According to the researchers, updated evidence suggests that nirmatrelvir–ritonavir combination therapy may improve recovery at 20 days and reduce the time to recovery compared with no nirmatrelvir–ritonavir combination therapy (low-certainty evidence). Prior cohort data, not reassessed in this update, had shown reductions in all-cause mortality and COVID-19 infection–related hospital admissions. Evidence on harms was mixed: one randomized trial yielded insufficient evidence on adverse events, while one cohort study suggested an increased risk of adverse events during 28 days of follow-up.
For molnupiravir, moderate-certainty evidence from randomized trials showed improved recovery through 28 days and reduced time to recovery compared with usual care, along with fewer persistent symptoms.

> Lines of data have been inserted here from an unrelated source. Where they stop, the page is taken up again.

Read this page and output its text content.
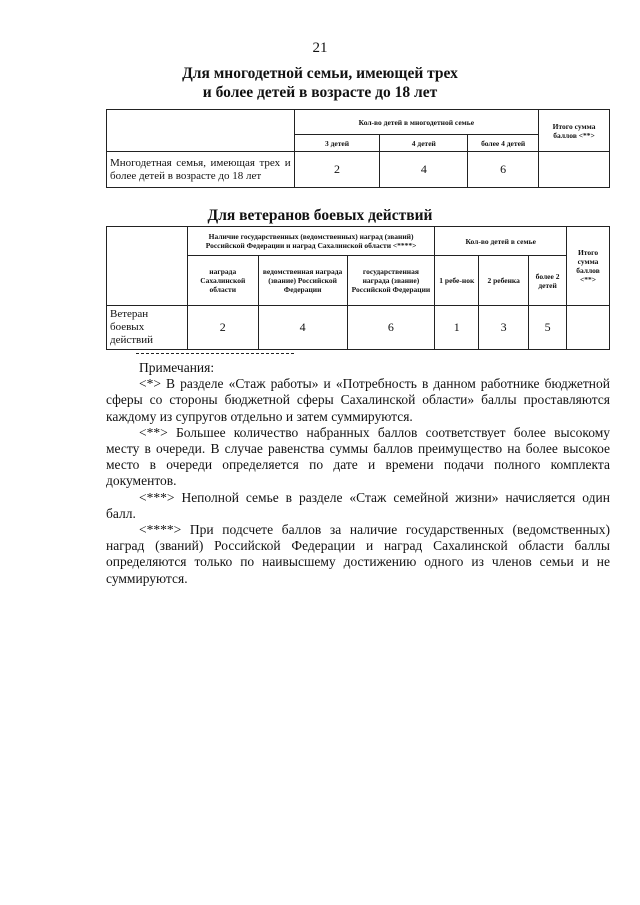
21
Для многодетной семьи, имеющей трех
и более детей в возрасте до 18 лет
	Кол-во детей в многодетной семье			Итого сумма баллов <**>
	3 детей	4 детей	более 4 детей	
Многодетная семья, имеющая трех и более детей в возрасте до 18 лет	2	4	6	
Для ветеранов боевых действий
	Наличие государственных (ведомственных) наград (званий) Российской Федерации и наград Сахалинской области <****>			Кол-во детей в семье			Итого сумма баллов <**>
	награда Сахалинской области	ведомственная награда (звание) Российской Федерации	государственная награда (звание) Российской Федерации	1 ребе-нок	2 ребенка	более 2 детей	
Ветеран боевых действий	2	4	6	1	3	5	

Примечания:

<*> В разделе «Стаж работы» и «Потребность в данном работнике бюджетной сферы со стороны бюджетной сферы Сахалинской области» баллы проставляются каждому из супругов отдельно и затем суммируются.

<**> Большее количество набранных баллов соответствует более высокому месту в очереди. В случае равенства суммы баллов преимущество на более высокое место в очереди определяется по дате и времени подачи полного комплекта документов.

<***> Неполной семье в разделе «Стаж семейной жизни» начисляется один балл.

<****> При подсчете баллов за наличие государственных (ведомственных) наград (званий) Российской Федерации и наград Сахалинской области баллы определяются только по наивысшему достижению одного из членов семьи и не суммируются.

New evidence also indicated no difference in COVID-19 infection–related hospital admissions at 28 days or at 3 to 6 months as well as no difference in serious adverse events compared with usual care.
Direct comparisons between the two antivirals were limited. Low-certainty evidence suggested no difference in recovery at 20 days between nirmatrelvir–ritonavir and molnupiravir, with insufficient data to compare other outcomes of interest between the two treatments.

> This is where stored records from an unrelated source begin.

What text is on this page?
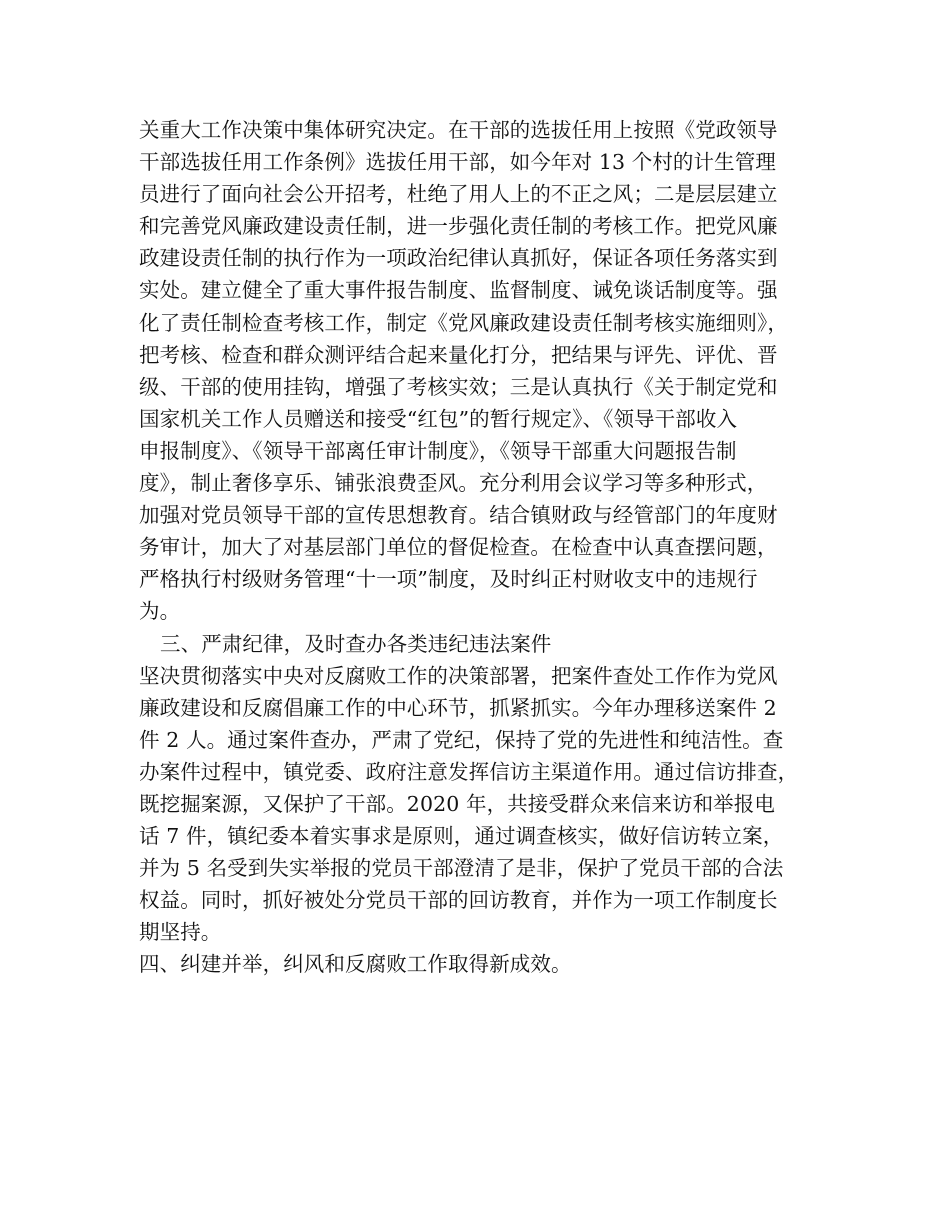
关重大工作决策中集体研究决定。在干部的选拔任用上按照《党政领导
干部选拔任用工作条例》选拔任用干部，如今年对 13 个村的计生管理
员进行了面向社会公开招考，杜绝了用人上的不正之风；二是层层建立
和完善党风廉政建设责任制，进一步强化责任制的考核工作。把党风廉
政建设责任制的执行作为一项政治纪律认真抓好，保证各项任务落实到
实处。建立健全了重大事件报告制度、监督制度、诫免谈话制度等。强
化了责任制检查考核工作，制定《党风廉政建设责任制考核实施细则》，
把考核、检查和群众测评结合起来量化打分，把结果与评先、评优、晋
级、干部的使用挂钩，增强了考核实效；三是认真执行《关于制定党和
国家机关工作人员赠送和接受“红包”的暂行规定》、《领导干部收入
申报制度》、《领导干部离任审计制度》，《领导干部重大问题报告制
度》，制止奢侈享乐、铺张浪费歪风。充分利用会议学习等多种形式，
加强对党员领导干部的宣传思想教育。结合镇财政与经管部门的年度财
务审计，加大了对基层部门单位的督促检查。在检查中认真查摆问题，
严格执行村级财务管理“十一项”制度，及时纠正村财收支中的违规行
为。
三、严肃纪律，及时查办各类违纪违法案件
坚决贯彻落实中央对反腐败工作的决策部署，把案件查处工作作为党风
廉政建设和反腐倡廉工作的中心环节，抓紧抓实。今年办理移送案件 2
件 2 人。通过案件查办，严肃了党纪，保持了党的先进性和纯洁性。查
办案件过程中，镇党委、政府注意发挥信访主渠道作用。通过信访排查，
既挖掘案源，又保护了干部。2020 年，共接受群众来信来访和举报电
话 7 件，镇纪委本着实事求是原则，通过调查核实，做好信访转立案，
并为 5 名受到失实举报的党员干部澄清了是非，保护了党员干部的合法
权益。同时，抓好被处分党员干部的回访教育，并作为一项工作制度长
期坚持。
四、纠建并举，纠风和反腐败工作取得新成效。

The Population Health and Medical Science Committee reaffirmed recommendations against the use of ivermectin and sotrovimab in this setting and issued no advice for ensitrelvir, favipiravir, or simnotrelvir–ritonavir because of insufficient or negative evidence. Lopinavir–ritonavir had no eligible evidence for the Omicron variant. Nirmatrelvir–ritonavir combination therapy received full US Food and Drug Administration (FDA) approval for the treatment of COVID-19 infections. Molnupiravir is authorized for the treatment of COVID-19 infections in certain adult patients under FDA emergency use authorization
The researchers noted that future research, particularly RCTs, is needed to clarify the efficacy and comparative effectiveness of antiviral treatments on mortality and hospital admission in adult patients with COVID-19 infections in the outpatient setting. Evidence certainty for these outcomes was lower than for recovery and harms. In addition, the role of antiviral treatment in frail, older adult patients and those living in congregate situations needs further study, as these populations were underrepresented in the included studies.
In addition, further research is also needed to determine whether treatment effects differ by patient age, gender, or comorbid conditions; immunity status; symptom duration; and disease severity. Data were limited on prior SARS-CoV-2 infections, time since previous SARS-CoV-2 infections, and time since last vaccination.

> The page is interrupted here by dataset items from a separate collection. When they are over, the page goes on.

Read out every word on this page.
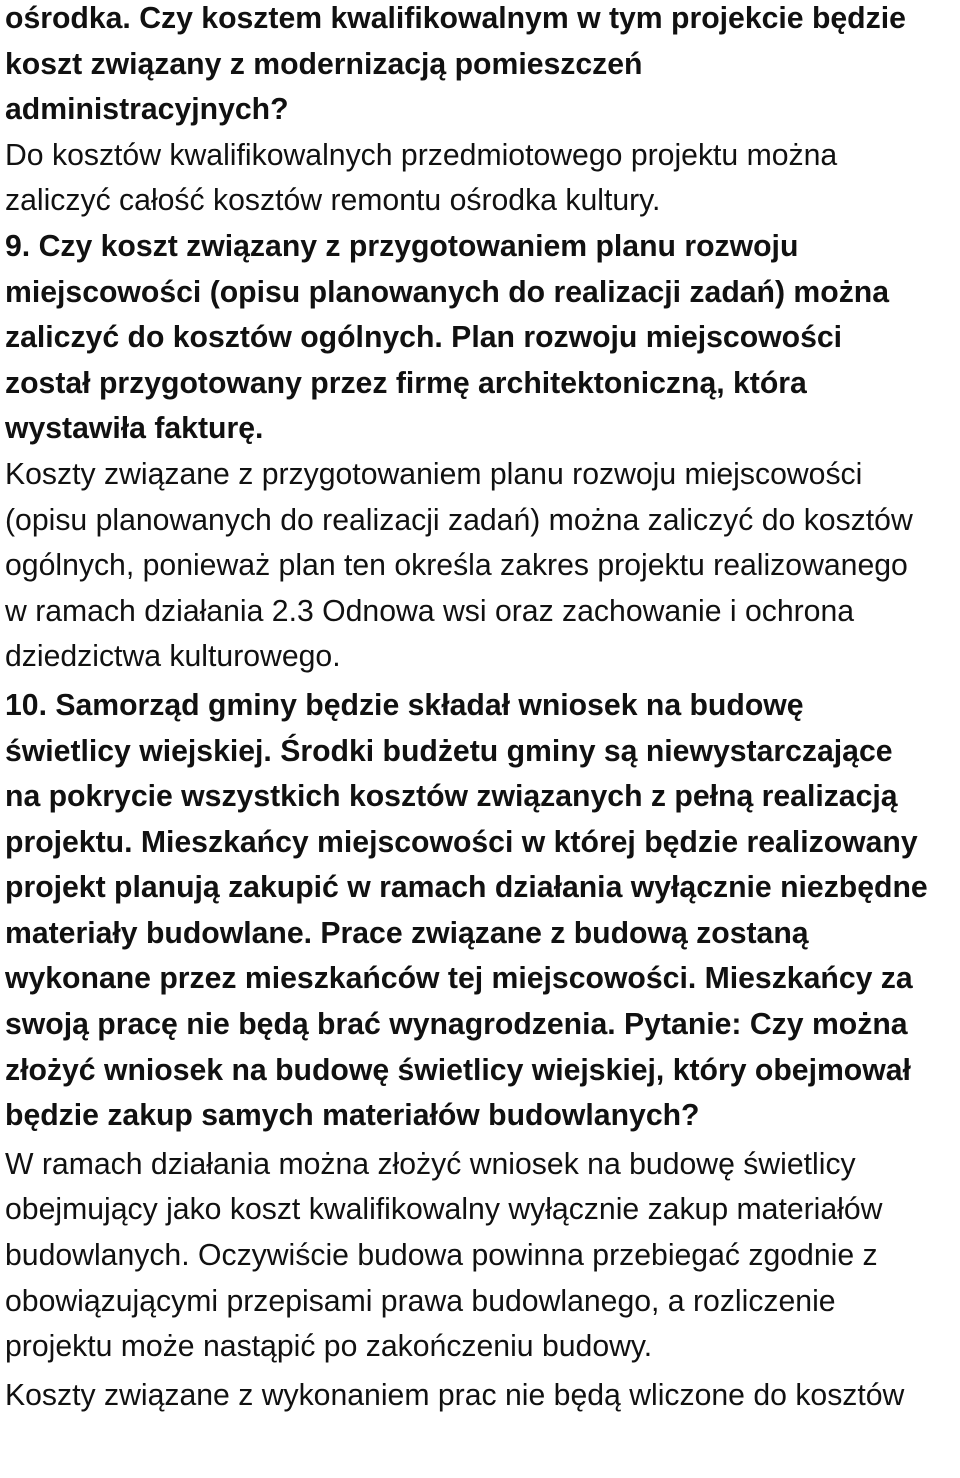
ośrodka. Czy kosztem kwalifikowalnym w tym projekcie będzie
koszt związany z modernizacją pomieszczeń
administracyjnych?

Do kosztów kwalifikowalnych przedmiotowego projektu można
zaliczyć całość kosztów remontu ośrodka kultury.

9. Czy koszt związany z przygotowaniem planu rozwoju
miejscowości (opisu planowanych do realizacji zadań) można
zaliczyć do kosztów ogólnych. Plan rozwoju miejscowości
został przygotowany przez firmę architektoniczną, która
wystawiła fakturę.

Koszty związane z przygotowaniem planu rozwoju miejscowości
(opisu planowanych do realizacji zadań) można zaliczyć do kosztów
ogólnych, ponieważ plan ten określa zakres projektu realizowanego
w ramach działania 2.3 Odnowa wsi oraz zachowanie i ochrona
dziedzictwa kulturowego.

10. Samorząd gminy będzie składał wniosek na budowę
świetlicy wiejskiej. Środki budżetu gminy są niewystarczające
na pokrycie wszystkich kosztów związanych z pełną realizacją
projektu. Mieszkańcy miejscowości w której będzie realizowany
projekt planują zakupić w ramach działania wyłącznie niezbędne
materiały budowlane. Prace związane z budową zostaną
wykonane przez mieszkańców tej miejscowości. Mieszkańcy za
swoją pracę nie będą brać wynagrodzenia. Pytanie: Czy można
złożyć wniosek na budowę świetlicy wiejskiej, który obejmował
będzie zakup samych materiałów budowlanych?

W ramach działania można złożyć wniosek na budowę świetlicy
obejmujący jako koszt kwalifikowalny wyłącznie zakup materiałów
budowlanych. Oczywiście budowa powinna przebiegać zgodnie z
obowiązującymi przepisami prawa budowlanego, a rozliczenie
projektu może nastąpić po zakończeniu budowy.

Koszty związane z wykonaniem prac nie będą wliczone do kosztów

Because this update didn't result in important changes to conclusions, and it's unlikely that high-quality RCTs will emerge in the future for current supported treatments, the Population Health and Medical Science Committee is retiring this topic from living status.
Disclosures:
All researchers declared financial and intellectual conflicts of interest, which were reviewed and managed by the ACP. Disclosure forms are available with the article online.